Bizlere, okuyanlara çok basit bir olaymış gibi gelebilir. Fakat Van’ın son 1 yıllık büyükşehir belediyesi çalışmalarında çok derin bir ayrıntı var. Onun da adı yol devrimidir. Vali Murat Zorluoğlu’nun de her seferinde vurgu yaptığı yol olayı önemlidir. Çünkü 7 ay gibi bir sürede yaklaşık bin kilometre yol yaptı Büyükşehir. Yollar en ücra köşelere kadar ulaştı, kara asfaltlı yollar fotoğrafların en güzel parçası oldu.
Ama Vali bir şey daha yaptı. O yolların gittiği en ücra köşelere kadar kendisi de gitti. Yolun gidebildiği bir çok ilçeye, köye gitti. İlçeye giderken de Emniyet Müdürü’nü de götürdü, Milli Eğitim Müdürünü de. Yani ilgilisi kim varsa.
Hatta ben sınır köylerinden birinin ziyaretinde bizatihi şahitlik ettim. Tarihinde Vali görmemiş bir sınır köyüne geldi. Köylüyü dinledi. Dertleriyle ilgilendi. Hatta “Buraya kadar geldik onlara bir şeyler de vermeliyiz.” Deyip ekstra talepler aldı.

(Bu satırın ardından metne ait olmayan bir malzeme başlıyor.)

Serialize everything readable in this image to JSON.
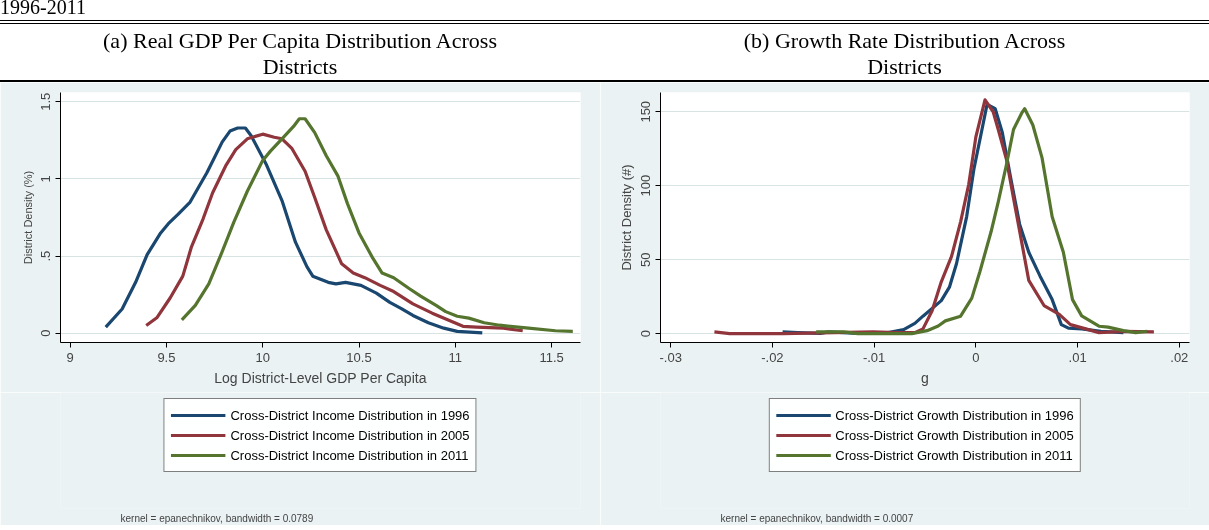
{
  "chart_data": [
    {
      "type": "line",
      "title": "(a) Real GDP Per Capita Distribution Across Districts",
      "xlabel": "Log District-Level GDP Per Capita",
      "ylabel": "District Density (%)",
      "annotations": [
        "1996-2011",
        "kernel = epanechnikov, bandwidth = 0.0789"
      ],
      "xlim": [
        8.95,
        11.65
      ],
      "ylim": [
        -0.06,
        1.56
      ],
      "xticks": [
        9,
        9.5,
        10,
        10.5,
        11,
        11.5
      ],
      "yticks": [
        0,
        {
          "value": 0.5,
          "label": ".5"
        },
        1,
        1.5
      ],
      "grid": "y",
      "legend": "bottom",
      "line_style": "solid",
      "marker": "none",
      "series": [
        {
          "name": "Cross-District Income Distribution in 1996",
          "color": "#1a476f",
          "x": [
            9.185,
            9.27,
            9.34,
            9.4,
            9.47,
            9.51,
            9.56,
            9.623,
            9.71,
            9.79,
            9.83,
            9.87,
            9.91,
            9.94,
            10.02,
            10.1,
            10.17,
            10.23,
            10.26,
            10.34,
            10.38,
            10.43,
            10.51,
            10.59,
            10.66,
            10.72,
            10.78,
            10.86,
            10.94,
            11.01,
            11.14
          ],
          "values": [
            0.04,
            0.157,
            0.33,
            0.51,
            0.65,
            0.71,
            0.77,
            0.85,
            1.04,
            1.24,
            1.31,
            1.33,
            1.33,
            1.28,
            1.09,
            0.86,
            0.59,
            0.43,
            0.37,
            0.33,
            0.32,
            0.33,
            0.31,
            0.26,
            0.2,
            0.16,
            0.115,
            0.068,
            0.033,
            0.012,
            0.002
          ]
        },
        {
          "name": "Cross-District Income Distribution in 2005",
          "color": "#90353b",
          "x": [
            9.395,
            9.45,
            9.52,
            9.585,
            9.63,
            9.69,
            9.74,
            9.81,
            9.86,
            9.92,
            10.0,
            10.06,
            10.1,
            10.15,
            10.22,
            10.27,
            10.33,
            10.41,
            10.47,
            10.53,
            10.61,
            10.68,
            10.78,
            10.88,
            10.96,
            11.04,
            11.11,
            11.25,
            11.35
          ],
          "values": [
            0.05,
            0.1,
            0.23,
            0.37,
            0.56,
            0.74,
            0.91,
            1.09,
            1.19,
            1.26,
            1.29,
            1.27,
            1.26,
            1.2,
            1.05,
            0.88,
            0.67,
            0.45,
            0.39,
            0.36,
            0.31,
            0.27,
            0.19,
            0.13,
            0.087,
            0.045,
            0.04,
            0.033,
            0.016
          ]
        },
        {
          "name": "Cross-District Income Distribution in 2011",
          "color": "#55752f",
          "x": [
            9.58,
            9.65,
            9.72,
            9.79,
            9.85,
            9.92,
            10.0,
            10.04,
            10.1,
            10.16,
            10.19,
            10.22,
            10.27,
            10.33,
            10.39,
            10.44,
            10.5,
            10.57,
            10.62,
            10.68,
            10.76,
            10.82,
            10.9,
            10.95,
            11.01,
            11.07,
            11.15,
            11.23,
            11.38,
            11.52,
            11.61
          ],
          "values": [
            0.087,
            0.18,
            0.32,
            0.53,
            0.72,
            0.92,
            1.12,
            1.18,
            1.26,
            1.34,
            1.39,
            1.39,
            1.3,
            1.15,
            1.02,
            0.84,
            0.65,
            0.49,
            0.39,
            0.36,
            0.29,
            0.24,
            0.18,
            0.14,
            0.11,
            0.098,
            0.068,
            0.052,
            0.033,
            0.016,
            0.012
          ]
        }
      ]
    },
    {
      "type": "line",
      "title": "(b) Growth Rate Distribution Across Districts",
      "xlabel": "g",
      "ylabel": "District Density (#)",
      "annotations": [
        "kernel = epanechnikov, bandwidth = 0.0007"
      ],
      "xlim": [
        -0.031,
        0.021
      ],
      "ylim": [
        -6,
        163
      ],
      "xticks": [
        {
          "value": -0.03,
          "label": "-.03"
        },
        {
          "value": -0.02,
          "label": "-.02"
        },
        {
          "value": -0.01,
          "label": "-.01"
        },
        0,
        {
          "value": 0.01,
          "label": ".01"
        },
        {
          "value": 0.02,
          "label": ".02"
        }
      ],
      "yticks": [
        0,
        50,
        100,
        150
      ],
      "grid": "y",
      "legend": "bottom",
      "line_style": "solid",
      "marker": "none",
      "series": [
        {
          "name": "Cross-District Growth Distribution in 1996",
          "color": "#1a476f",
          "x": [
            -0.019,
            -0.0175,
            -0.0153,
            -0.0145,
            -0.0116,
            -0.0086,
            -0.0071,
            -0.006,
            -0.0052,
            -0.0034,
            -0.0026,
            -0.0019,
            -0.0009,
            -0.0002,
            0.0006,
            0.0011,
            0.0019,
            0.0026,
            0.0034,
            0.0043,
            0.0052,
            0.0063,
            0.0075,
            0.0084,
            0.0091,
            0.0104,
            0.0123,
            0.0145
          ],
          "values": [
            1.2,
            0.7,
            0.2,
            1.2,
            0.2,
            0.7,
            2.7,
            6.9,
            11.8,
            22.3,
            31.4,
            47.4,
            79.3,
            111,
            138,
            155,
            152,
            136,
            106,
            74,
            55,
            39,
            23,
            6.1,
            3.7,
            3.2,
            1.5,
            0.7
          ]
        },
        {
          "name": "Cross-District Growth Distribution in 2005",
          "color": "#90353b",
          "x": [
            -0.0257,
            -0.0242,
            -0.019,
            -0.0101,
            -0.0078,
            -0.006,
            -0.0052,
            -0.0043,
            -0.0034,
            -0.0024,
            -0.0015,
            -0.0007,
            0.0,
            0.0009,
            0.0017,
            0.0022,
            0.003,
            0.0037,
            0.0045,
            0.0052,
            0.0067,
            0.0082,
            0.0093,
            0.0108,
            0.0121,
            0.0145,
            0.0175
          ],
          "values": [
            1.2,
            0,
            0,
            1.2,
            0.7,
            0.7,
            3.2,
            15.5,
            35,
            52,
            75.6,
            101,
            133,
            158,
            150,
            138,
            118,
            91.6,
            62,
            36,
            19,
            13,
            6.1,
            3.2,
            0.7,
            1.5,
            1.2
          ]
        },
        {
          "name": "Cross-District Growth Distribution in 2011",
          "color": "#55752f",
          "x": [
            -0.0157,
            -0.013,
            -0.0116,
            -0.0063,
            -0.0048,
            -0.0037,
            -0.003,
            -0.0015,
            -0.0004,
            0.0004,
            0.0015,
            0.0022,
            0.003,
            0.0037,
            0.0045,
            0.0048,
            0.0056,
            0.0065,
            0.0075,
            0.0086,
            0.0095,
            0.0104,
            0.0121,
            0.013,
            0.0145,
            0.0157,
            0.0168
          ],
          "values": [
            1.2,
            1.2,
            0,
            0,
            2,
            5.2,
            8.6,
            11.8,
            24,
            42,
            69,
            89,
            114,
            138,
            149,
            152,
            141,
            119,
            79,
            55,
            23,
            12,
            5,
            4.4,
            2,
            0.7,
            1.5
          ]
        }
      ]
    }
  ]
}
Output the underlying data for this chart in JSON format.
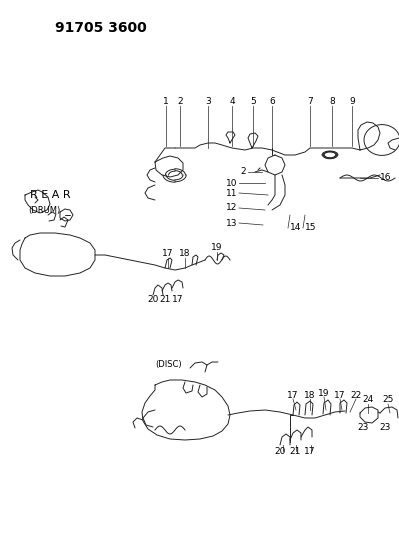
{
  "title": "91705 3600",
  "bg_color": "#ffffff",
  "text_color": "#000000",
  "line_color": "#222222",
  "title_fontsize": 10,
  "label_fontsize": 6.5,
  "rear_label": "R E A R",
  "drum_label": "(DRUM)",
  "disc_label": "(DISC)"
}
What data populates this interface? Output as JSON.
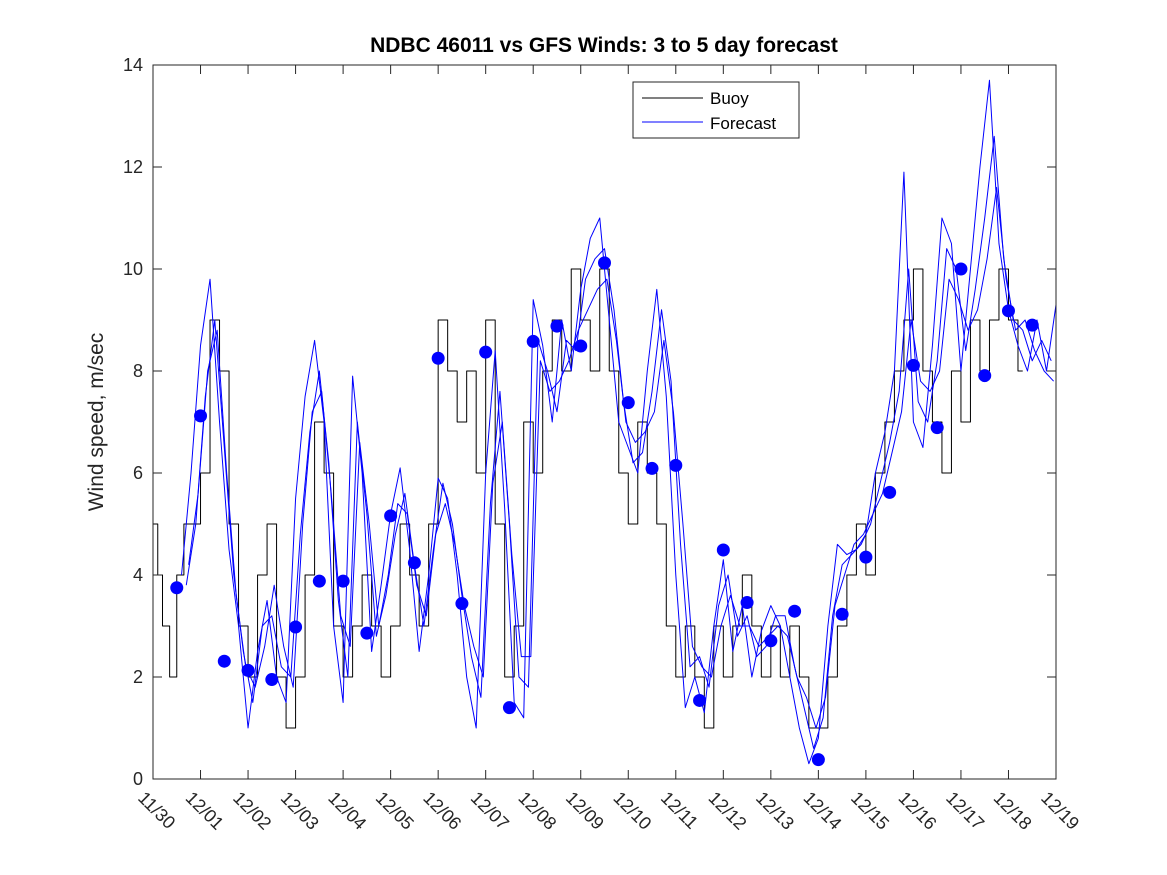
{
  "chart_data": {
    "type": "line",
    "title": "NDBC 46011 vs GFS Winds: 3 to 5 day forecast",
    "xlabel": "",
    "ylabel": "Wind speed, m/sec",
    "xlim": [
      0,
      19
    ],
    "ylim": [
      0,
      14
    ],
    "x_ticks": [
      0,
      1,
      2,
      3,
      4,
      5,
      6,
      7,
      8,
      9,
      10,
      11,
      12,
      13,
      14,
      15,
      16,
      17,
      18,
      19
    ],
    "x_tick_labels": [
      "11/30",
      "12/01",
      "12/02",
      "12/03",
      "12/04",
      "12/05",
      "12/06",
      "12/07",
      "12/08",
      "12/09",
      "12/10",
      "12/11",
      "12/12",
      "12/13",
      "12/14",
      "12/15",
      "12/16",
      "12/17",
      "12/18",
      "12/19"
    ],
    "y_ticks": [
      0,
      2,
      4,
      6,
      8,
      10,
      12,
      14
    ],
    "y_tick_labels": [
      "0",
      "2",
      "4",
      "6",
      "8",
      "10",
      "12",
      "14"
    ],
    "grid": false,
    "legend": {
      "location": "top-center",
      "entries": [
        "Buoy",
        "Forecast"
      ]
    },
    "colors": {
      "buoy": "#000000",
      "forecast": "#0000ff",
      "markers": "#0000ff"
    },
    "series": [
      {
        "name": "Buoy",
        "style": "step",
        "x": [
          0.0,
          0.1,
          0.2,
          0.35,
          0.5,
          0.65,
          0.8,
          1.0,
          1.2,
          1.4,
          1.6,
          1.8,
          2.0,
          2.2,
          2.4,
          2.6,
          2.8,
          3.0,
          3.2,
          3.4,
          3.6,
          3.8,
          4.0,
          4.2,
          4.4,
          4.6,
          4.8,
          5.0,
          5.2,
          5.4,
          5.6,
          5.8,
          6.0,
          6.2,
          6.4,
          6.6,
          6.8,
          7.0,
          7.2,
          7.4,
          7.6,
          7.8,
          8.0,
          8.2,
          8.4,
          8.6,
          8.8,
          9.0,
          9.2,
          9.4,
          9.6,
          9.8,
          10.0,
          10.2,
          10.4,
          10.6,
          10.8,
          11.0,
          11.2,
          11.4,
          11.6,
          11.8,
          12.0,
          12.2,
          12.4,
          12.6,
          12.8,
          13.0,
          13.2,
          13.4,
          13.6,
          13.8,
          14.0,
          14.2,
          14.4,
          14.6,
          14.8,
          15.0,
          15.2,
          15.4,
          15.6,
          15.8,
          16.0,
          16.2,
          16.4,
          16.6,
          16.8,
          17.0,
          17.2,
          17.4,
          17.6,
          17.8,
          18.0,
          18.2
        ],
        "values": [
          5,
          4,
          3,
          2,
          4,
          5,
          5,
          6,
          9,
          8,
          5,
          3,
          2,
          4,
          5,
          2,
          1,
          2,
          4,
          7,
          6,
          3,
          2,
          3,
          4,
          3,
          2,
          3,
          5,
          4,
          3,
          5,
          9,
          8,
          7,
          8,
          6,
          9,
          5,
          2,
          3,
          7,
          6,
          8,
          9,
          8,
          10,
          9,
          8,
          10,
          8,
          6,
          5,
          7,
          6,
          5,
          3,
          2,
          3,
          2,
          1,
          3,
          2,
          3,
          4,
          3,
          2,
          3,
          2,
          3,
          2,
          1,
          1,
          2,
          3,
          4,
          5,
          4,
          6,
          7,
          8,
          9,
          10,
          8,
          7,
          6,
          8,
          7,
          9,
          8,
          9,
          10,
          9,
          8
        ]
      },
      {
        "name": "Forecast",
        "x": [
          0.6,
          0.8,
          1.0,
          1.2,
          1.4,
          1.6,
          1.8,
          2.0,
          2.2,
          2.4,
          2.6,
          2.8,
          3.0,
          3.2,
          3.4,
          3.6,
          3.8,
          4.0,
          4.2,
          4.4,
          4.6,
          4.8,
          5.0,
          5.2,
          5.4,
          5.6,
          5.8,
          6.0,
          6.2,
          6.4,
          6.6,
          6.8,
          7.0,
          7.2,
          7.4,
          7.6,
          7.8,
          8.0,
          8.2,
          8.4,
          8.6,
          8.8,
          9.0,
          9.2,
          9.4,
          9.6,
          9.8,
          10.0,
          10.2,
          10.4,
          10.6,
          10.8,
          11.0,
          11.2,
          11.4,
          11.6,
          11.8,
          12.0,
          12.2,
          12.4,
          12.6,
          12.8,
          13.0,
          13.2,
          13.4,
          13.6,
          13.8,
          14.0,
          14.2,
          14.4,
          14.6,
          14.8,
          15.0,
          15.2,
          15.4,
          15.6,
          15.8,
          16.0,
          16.2,
          16.4,
          16.6,
          16.8,
          17.0,
          17.2,
          17.4,
          17.6,
          17.8,
          18.0,
          18.2,
          18.4,
          18.6,
          18.8,
          19.0
        ],
        "values": [
          4.0,
          6.0,
          8.5,
          9.8,
          7.0,
          4.5,
          3.0,
          1.0,
          2.5,
          3.5,
          2.0,
          1.5,
          5.5,
          7.5,
          8.6,
          7.0,
          3.0,
          1.5,
          7.9,
          6.0,
          2.5,
          3.8,
          5.2,
          6.1,
          4.5,
          2.5,
          4.0,
          5.9,
          5.5,
          4.0,
          2.0,
          1.0,
          6.0,
          8.4,
          5.3,
          1.5,
          1.2,
          9.4,
          8.5,
          7.0,
          9.0,
          8.0,
          9.6,
          10.6,
          11.0,
          9.0,
          7.0,
          6.5,
          6.0,
          8.0,
          9.6,
          7.5,
          4.0,
          1.4,
          2.0,
          1.3,
          3.0,
          4.3,
          2.5,
          3.4,
          2.0,
          2.9,
          3.4,
          3.0,
          2.0,
          1.0,
          0.3,
          0.8,
          3.0,
          4.6,
          4.4,
          4.5,
          4.8,
          6.0,
          6.8,
          8.0,
          11.9,
          7.0,
          6.5,
          8.5,
          11.0,
          10.5,
          8.0,
          10.0,
          12.0,
          13.7,
          10.5,
          9.2,
          8.5,
          8.0,
          9.0,
          8.0,
          9.3
        ]
      },
      {
        "name": "Forecast",
        "x": [
          0.7,
          0.9,
          1.1,
          1.3,
          1.5,
          1.7,
          1.9,
          2.1,
          2.3,
          2.5,
          2.7,
          2.9,
          3.1,
          3.3,
          3.5,
          3.7,
          3.9,
          4.1,
          4.3,
          4.5,
          4.7,
          4.9,
          5.1,
          5.3,
          5.5,
          5.7,
          5.9,
          6.1,
          6.3,
          6.5,
          6.7,
          6.9,
          7.1,
          7.3,
          7.5,
          7.7,
          7.9,
          8.1,
          8.3,
          8.5,
          8.7,
          8.9,
          9.1,
          9.3,
          9.5,
          9.7,
          9.9,
          10.1,
          10.3,
          10.5,
          10.7,
          10.9,
          11.1,
          11.3,
          11.5,
          11.7,
          11.9,
          12.1,
          12.3,
          12.5,
          12.7,
          12.9,
          13.1,
          13.3,
          13.5,
          13.7,
          13.9,
          14.1,
          14.3,
          14.5,
          14.7,
          14.9,
          15.1,
          15.3,
          15.5,
          15.7,
          15.9,
          16.1,
          16.3,
          16.5,
          16.7,
          16.9,
          17.1,
          17.3,
          17.5,
          17.7,
          17.9,
          18.1,
          18.3,
          18.5,
          18.7,
          18.9
        ],
        "values": [
          3.8,
          5.0,
          7.5,
          9.0,
          6.5,
          4.0,
          2.5,
          1.5,
          3.0,
          3.2,
          2.2,
          2.0,
          4.8,
          6.8,
          8.0,
          6.2,
          3.5,
          2.0,
          7.0,
          5.2,
          2.8,
          3.6,
          4.8,
          5.6,
          4.2,
          3.0,
          4.5,
          5.8,
          5.0,
          3.6,
          2.4,
          1.6,
          5.4,
          7.6,
          5.0,
          2.0,
          1.8,
          8.6,
          8.0,
          7.2,
          8.6,
          8.4,
          9.8,
          10.2,
          10.4,
          9.2,
          7.4,
          6.2,
          6.4,
          7.6,
          9.2,
          7.8,
          4.6,
          2.2,
          2.4,
          1.8,
          3.4,
          4.0,
          2.8,
          3.2,
          2.4,
          2.6,
          3.2,
          3.2,
          2.2,
          1.4,
          0.6,
          1.2,
          3.2,
          4.2,
          4.4,
          4.6,
          5.0,
          5.8,
          6.6,
          7.6,
          10.0,
          7.4,
          7.0,
          8.2,
          10.4,
          10.0,
          8.4,
          9.6,
          11.0,
          12.6,
          10.2,
          9.0,
          8.8,
          8.2,
          8.6,
          8.2
        ]
      },
      {
        "name": "Forecast",
        "x": [
          0.75,
          0.95,
          1.15,
          1.35,
          1.55,
          1.75,
          1.95,
          2.15,
          2.35,
          2.55,
          2.75,
          2.95,
          3.15,
          3.35,
          3.55,
          3.75,
          3.95,
          4.15,
          4.35,
          4.55,
          4.75,
          4.95,
          5.15,
          5.35,
          5.55,
          5.75,
          5.95,
          6.15,
          6.35,
          6.55,
          6.75,
          6.95,
          7.15,
          7.35,
          7.55,
          7.75,
          7.95,
          8.15,
          8.35,
          8.55,
          8.75,
          8.95,
          9.15,
          9.35,
          9.55,
          9.75,
          9.95,
          10.15,
          10.35,
          10.55,
          10.75,
          10.95,
          11.15,
          11.35,
          11.55,
          11.75,
          11.95,
          12.15,
          12.35,
          12.55,
          12.75,
          12.95,
          13.15,
          13.35,
          13.55,
          13.75,
          13.95,
          14.15,
          14.35,
          14.55,
          14.75,
          14.95,
          15.15,
          15.35,
          15.55,
          15.75,
          15.95,
          16.15,
          16.35,
          16.55,
          16.75,
          16.95,
          17.15,
          17.35,
          17.55,
          17.75,
          17.95,
          18.15,
          18.35,
          18.55,
          18.75,
          18.95
        ],
        "values": [
          4.2,
          5.6,
          8.0,
          8.8,
          6.0,
          3.6,
          2.2,
          1.8,
          2.6,
          3.8,
          2.6,
          1.8,
          5.0,
          7.2,
          7.6,
          5.6,
          3.2,
          2.6,
          6.6,
          5.0,
          3.0,
          4.0,
          5.4,
          5.2,
          3.8,
          3.2,
          4.8,
          5.4,
          4.6,
          3.4,
          2.6,
          2.0,
          5.8,
          7.0,
          4.4,
          2.4,
          2.4,
          8.2,
          7.6,
          7.8,
          8.2,
          8.8,
          9.2,
          9.6,
          9.8,
          8.6,
          7.0,
          6.6,
          6.8,
          7.2,
          8.6,
          7.2,
          5.0,
          2.6,
          2.2,
          2.0,
          3.0,
          3.6,
          3.0,
          3.0,
          2.6,
          2.8,
          3.0,
          2.8,
          2.0,
          1.6,
          1.0,
          1.6,
          3.4,
          4.0,
          4.6,
          4.8,
          5.2,
          5.6,
          6.4,
          7.2,
          9.0,
          7.8,
          7.6,
          8.0,
          9.8,
          9.4,
          8.8,
          9.2,
          10.2,
          11.6,
          9.8,
          8.8,
          9.0,
          8.4,
          8.0,
          7.8
        ]
      }
    ],
    "markers": {
      "name": "Forecast points",
      "x": [
        0.5,
        1.0,
        1.5,
        2.0,
        2.5,
        3.0,
        3.5,
        4.0,
        4.5,
        5.0,
        5.5,
        6.0,
        6.5,
        7.0,
        7.5,
        8.0,
        8.5,
        9.0,
        9.5,
        10.0,
        10.5,
        11.0,
        11.5,
        12.0,
        12.5,
        13.0,
        13.5,
        14.0,
        14.5,
        15.0,
        15.5,
        16.0,
        16.5,
        17.0,
        17.5,
        18.0,
        18.5
      ],
      "values": [
        3.75,
        7.12,
        2.31,
        2.13,
        1.95,
        2.98,
        3.88,
        3.88,
        2.86,
        5.16,
        4.24,
        8.25,
        3.44,
        8.37,
        1.4,
        8.58,
        8.88,
        8.49,
        10.12,
        7.38,
        6.09,
        6.15,
        1.54,
        4.49,
        3.46,
        2.71,
        3.29,
        0.38,
        3.23,
        4.35,
        5.62,
        8.11,
        6.89,
        10.0,
        7.91,
        9.18,
        8.9
      ]
    }
  }
}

Özetle hem yol götürdü, hem kendisi gitti. İşte bu nedenle Halil Rıfat Paşa’nın o sözü önemliydi. Çünkü Halil Rıfat Paşa, yollar yaparak, devletin varlığını, hizmetini ve gücünü köylere ulaştırmayı hedeflemişti. Sadece hizmet götürüp varlığı olmaması ya da varlığı ile sınırlı kalıp gitmemesi eksik olurdu.
***
Vali Zorluoğlu haftasonu da Başkale’deydi. Yine kalabalık bir ekip ile gitti. Orada da yol devriminden bahsetti. Çünkü 1000 kilometreye yakın o yol devriminden Başkale de nasibini almıştı. Yukarıda anlattığım öneminin farkında ki orada da muhtarla, vatandaşla, esnafla bu konunun önemini konuştu. Bunları anlattı. Ama onları da dinledi. Ellerini sıktı...
Şehrivan’ın “Şevkat eli” diye manşetine taşıdığı o ziyarette Vali Zorluoğlu vatandaşa devletin elini uzattı. Önemli olan ve Başkaleli vatandaşın da yüreğine dokunan olay buydu işte.
Seçim ya da olağanüstü bir durum dışında kendi Valisi, kendi yöneticisi vatandaşın kendisini ziyaret etti.
“Gitmesek de, görmesek de o köy bizim köyümüzdür” demek olmaz.
Gitmesek de, görmesek de demek olmaz. Gideceksin, vatandaşın elini sıkacaksın.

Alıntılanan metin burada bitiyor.